Developer solution to be used with iPad Pro? - honksillet
I&#x27;m finding the iPad pros pretty intriguing.  Are there any solutions for coders?  Usually I use VSCode.
======
snazz
Since there isn’t anything quite like Termux for iOS (please correct me if you
find something), I would recommend simply using the iPad to connect to a
remote machine, through SSH or otherwise. That way you get the full power of
the Unix shell alongside the convenience of iOS apps.

You could even configure your remote machine so that files you edited with SSH
were also available over WebDAV or (secure)FTP, since many apps support
read/write from those servers.

I’m not sure you’re going to get the experience of Visual Studio Code from the
command line, but if you’re really hooked on it as an editor you could use VNC
and take the speed/responsiveness penalty.

------
sebastian_hacks
Juno (a Jupyter client), Prompt, Textastic, CodeBucket, Working Copy,
Pythonista, Coda and Cloud Console.

But I’d love a VSCode app for iOS to write code and submit to git from one
single app.

------
awaywopassd
Blink Shell and VPS is the only real way to do any programming on iPad.

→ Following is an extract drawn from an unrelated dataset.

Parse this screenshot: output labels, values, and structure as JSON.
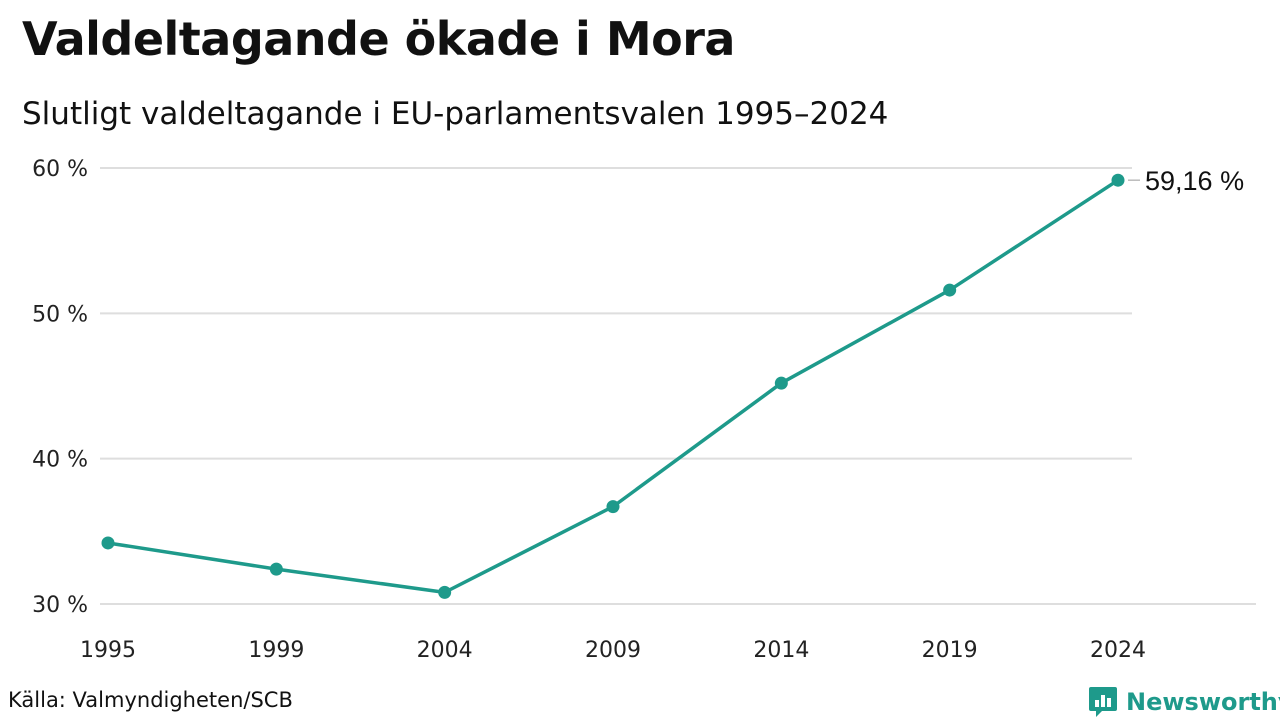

However, I love the form factor of 10.5" so much that this has become my
preferred of way of doing any "fun" programming. For work and serious
projects, I still fire up MBP.

------
pepsi
I really like Blink Shell, Charles Proxy, and Pythonista. One nice thing about
Pythonista is that you can trigger scripts from Shortcuts (neé Workflow) which
has come in handy for hacky workarounds.